Dans l’histoire les femmes ont souvent joué un rôle important. Mères et épouses de Rois ou de Princes, elles ont parfois influencé la façon de régner de leur fils ou de leur mari. Mais, au-delà de ce rôle qu’aucun historien sérieux ne conteste, il existe le rôle joué par ces centaines de milliers de femmes issues de la noblesse, de la bourgeoisie ou tout simplement du simple peuple.
Outre qu’elles sont les femmes et les mères de nos ancêtres
elles ont souvent joué un rôle charnière dans la transmission sinon de biens,
au moins de valeurs, de culture ou de notabilité.
Il y a un travail passionnant à réaliser dans sa généalogie qui
est de lire une ascendance dans les deux sens et de regarder à chaque fois
comment les femmes se positionnent à chaque moment clef de la branche, là où
des nœuds de notre arbre ont fait prendre à la famille une nouvelle direction.
Selon le sens dans lequel on regarde ces changements, on découvre un rôle
souvent méconnu des femmes et pourtant tout à fait crucial.
Comme un long discours peut être fastidieux et un peu
abscons, je l’ai illustré par deux exemples concrets pris dans mon arbre.
Premier exemple, la descendance de Denis Carrier
Denis Carrier, mort le 23 août 1607 à Béthisy-Saint-Pierre dans l’Oise occupait la
fonction de Procureur du Roi à Béthisy et Verberie. Cette châtellenie était
assez importante par sa proximité avec des hauts lieux de la monarchie
valoisienne : Villers-Cotterêts, Soissons ou encore Senlis. On peut donc
légitimement estimer que le sieur Denis Carrier était une personne respectable
et respectée de sa paroisse.
Le lien qui me relie à Denis Carrier est une suite de
générations masculines entrecoupées de sauts féminins. Si je note les noms,
fonctions ou vacations et périodes de vie de ces personnages jusqu’à mon
arrière-grand-père paternel du côté de ma grand-mère paternelle, je découvre
une certaine logique qui a fait qu’en un peu plus de 300 ans, je suis passé d’un
notable important à un simple jardinier …
Denis Carrier
( ?-1607)
Procureur du Roi
│
Hierosme Carrier
(1577-1645)
Procureur du Roi
│
Bernard Carrier
(1604-1657)
Procureur
│
Jeanne Carrier
(1645-1710)
Epouse de Jean Patour
(1640-1708)
Marchand filassier puis huissier de
justice
│
Jean Patour
(1677-v1745)
Chanvrier-filassier
│
Madeleine Patour
(1709-1788)
Epouse de Jean Barbier
(1713-1789)
Maître maçon et entrepreneur en bâtiments
│
François Barbier
(1749-1828)
Maître maçon
│
François Barbier
(1775-1851)
Maçon
│
Jean Antoine Barbier
(1803-ap1876)
Maçon
│
Agathe Clémentine Barbier
(1846-ap1911)
Epouse Alexandre Louis Victor Ménerat
(1846-1911)
Journalier-Manœuvre
│
Alice Victorine Ménerat
(1868-1914)
Epouse Henri Debuire
(1862-1935)
Charretier-Jardinier
En lisant cette branche depuis
Denis Carrier, on découvre que la première rupture a eu lieu lorsque Jeanne Carrier
a épousé Jean Patour puisque le fils de ce couple a finalement suivi le métier
de son père, à savoir chanvrier, et même si son père était marchand filassier
ce qui était un métier plus enrichissant, le secteur d’activité était le même.

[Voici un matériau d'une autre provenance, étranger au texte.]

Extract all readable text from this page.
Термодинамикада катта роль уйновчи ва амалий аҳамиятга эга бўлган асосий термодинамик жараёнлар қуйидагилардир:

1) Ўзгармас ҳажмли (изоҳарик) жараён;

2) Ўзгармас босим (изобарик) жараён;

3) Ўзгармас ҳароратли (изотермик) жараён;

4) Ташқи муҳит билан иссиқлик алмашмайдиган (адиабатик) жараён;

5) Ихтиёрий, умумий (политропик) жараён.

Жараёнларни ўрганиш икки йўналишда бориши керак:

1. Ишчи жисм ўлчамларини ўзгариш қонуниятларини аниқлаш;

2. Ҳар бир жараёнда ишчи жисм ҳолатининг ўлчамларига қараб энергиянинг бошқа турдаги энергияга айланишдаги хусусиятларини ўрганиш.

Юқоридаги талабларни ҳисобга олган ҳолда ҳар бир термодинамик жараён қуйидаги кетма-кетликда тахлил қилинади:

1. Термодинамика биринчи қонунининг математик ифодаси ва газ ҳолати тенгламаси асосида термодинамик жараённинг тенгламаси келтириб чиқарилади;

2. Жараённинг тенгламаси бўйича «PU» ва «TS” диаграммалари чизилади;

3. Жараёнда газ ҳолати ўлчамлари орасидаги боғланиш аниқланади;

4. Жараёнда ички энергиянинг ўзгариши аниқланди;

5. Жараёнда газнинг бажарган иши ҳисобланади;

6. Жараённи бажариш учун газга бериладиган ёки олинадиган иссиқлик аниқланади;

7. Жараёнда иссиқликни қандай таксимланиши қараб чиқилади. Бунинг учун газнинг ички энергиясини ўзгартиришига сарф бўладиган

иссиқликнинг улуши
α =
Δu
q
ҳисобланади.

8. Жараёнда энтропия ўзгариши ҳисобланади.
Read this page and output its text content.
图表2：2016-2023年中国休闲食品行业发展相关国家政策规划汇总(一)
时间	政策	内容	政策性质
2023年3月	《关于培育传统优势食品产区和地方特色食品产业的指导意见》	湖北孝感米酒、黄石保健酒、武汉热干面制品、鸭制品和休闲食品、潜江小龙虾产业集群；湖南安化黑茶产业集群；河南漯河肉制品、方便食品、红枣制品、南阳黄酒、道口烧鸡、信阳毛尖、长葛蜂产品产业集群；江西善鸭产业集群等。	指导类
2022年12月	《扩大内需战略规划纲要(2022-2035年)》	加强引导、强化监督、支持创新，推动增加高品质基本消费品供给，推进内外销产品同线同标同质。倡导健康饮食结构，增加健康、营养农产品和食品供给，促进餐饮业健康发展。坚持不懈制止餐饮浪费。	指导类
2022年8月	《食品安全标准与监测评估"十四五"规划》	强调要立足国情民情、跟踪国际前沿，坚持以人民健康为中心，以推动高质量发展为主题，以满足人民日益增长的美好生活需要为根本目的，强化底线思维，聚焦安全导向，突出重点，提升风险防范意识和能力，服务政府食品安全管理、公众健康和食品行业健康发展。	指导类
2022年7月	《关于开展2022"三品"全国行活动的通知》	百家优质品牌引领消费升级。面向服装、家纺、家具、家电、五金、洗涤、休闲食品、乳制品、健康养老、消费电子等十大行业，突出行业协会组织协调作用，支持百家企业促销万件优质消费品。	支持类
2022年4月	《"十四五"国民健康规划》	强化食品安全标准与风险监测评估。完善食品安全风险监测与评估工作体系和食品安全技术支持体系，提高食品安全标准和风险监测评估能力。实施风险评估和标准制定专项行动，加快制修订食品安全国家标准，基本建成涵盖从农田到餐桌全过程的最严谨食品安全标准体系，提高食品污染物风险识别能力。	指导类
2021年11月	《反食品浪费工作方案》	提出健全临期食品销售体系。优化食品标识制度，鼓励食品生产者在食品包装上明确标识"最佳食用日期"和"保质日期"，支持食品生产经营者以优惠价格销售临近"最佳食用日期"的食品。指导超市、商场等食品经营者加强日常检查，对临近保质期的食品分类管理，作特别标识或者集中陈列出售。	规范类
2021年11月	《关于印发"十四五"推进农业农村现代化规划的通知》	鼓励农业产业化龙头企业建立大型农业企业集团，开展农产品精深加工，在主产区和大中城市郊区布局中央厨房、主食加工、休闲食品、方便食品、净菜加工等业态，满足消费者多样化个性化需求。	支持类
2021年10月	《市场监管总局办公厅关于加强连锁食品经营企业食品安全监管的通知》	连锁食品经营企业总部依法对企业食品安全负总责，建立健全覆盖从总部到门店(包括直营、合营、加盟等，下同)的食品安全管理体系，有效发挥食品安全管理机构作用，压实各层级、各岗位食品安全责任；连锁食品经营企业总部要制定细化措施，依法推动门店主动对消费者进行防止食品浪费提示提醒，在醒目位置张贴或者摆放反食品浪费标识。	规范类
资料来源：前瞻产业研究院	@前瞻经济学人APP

La seconde rupture intervient
lorsque Madeleine Patour épouse Jean Barbier, un maître maçon et entrepreneur
en bâtiment. On passe de ce que nous appellerions aujourd’hui le secteur
primaire au secteur secondaire. Secteur d’activité qui se poursuit pendant 4
générations et qui s’arrête lorsqu’Agathe Clémentine Barbier épouse un simple manœuvre
nommé Alexandre Louis Victor Ménerat. Retour au secteur primaire et au plus bas
de l’échelle.
De fait, mon arrière-grand-père
finit sa vie comme jardinier, c’est-à-dire comme domestique au château de Vez,
commune où il était né et qui se situe à quelques kilomètres de Béthisy-Saint-Pierre.
Vu dans ce sens, on a l’impression
qu’à chaque fois qu’une femme de la branche a épousé un « étranger »,
elle a choisi quelqu’un d’un niveau inférieur, faisant régresser socialement la
famille …
Mais si on lit la branche en
partant d’Henri Debuire, la lecture est toute autre puisqu’on a alors une
vision inverse : à chaque fois qu’un homme de la branche a épousé une
femme « étrangère », il a pu entrer dans une famille d’un niveau
social plus élevé.
En effet Alexandre Louis Victor Ménerat,
simple journalier est entré dans une dynastie de maîtres maçons en épousant Agathe
Clémentine Barbier. Jean Barbier est entré dans une famille de marchands en
épousant Madeleine Patour et le summum de la progression a été atteint par Jean
Patour qui est entré dans la très honorable famille des Carrier en épousant
Jeanne Carrier, descendante d’une famille de procureurs du Roi …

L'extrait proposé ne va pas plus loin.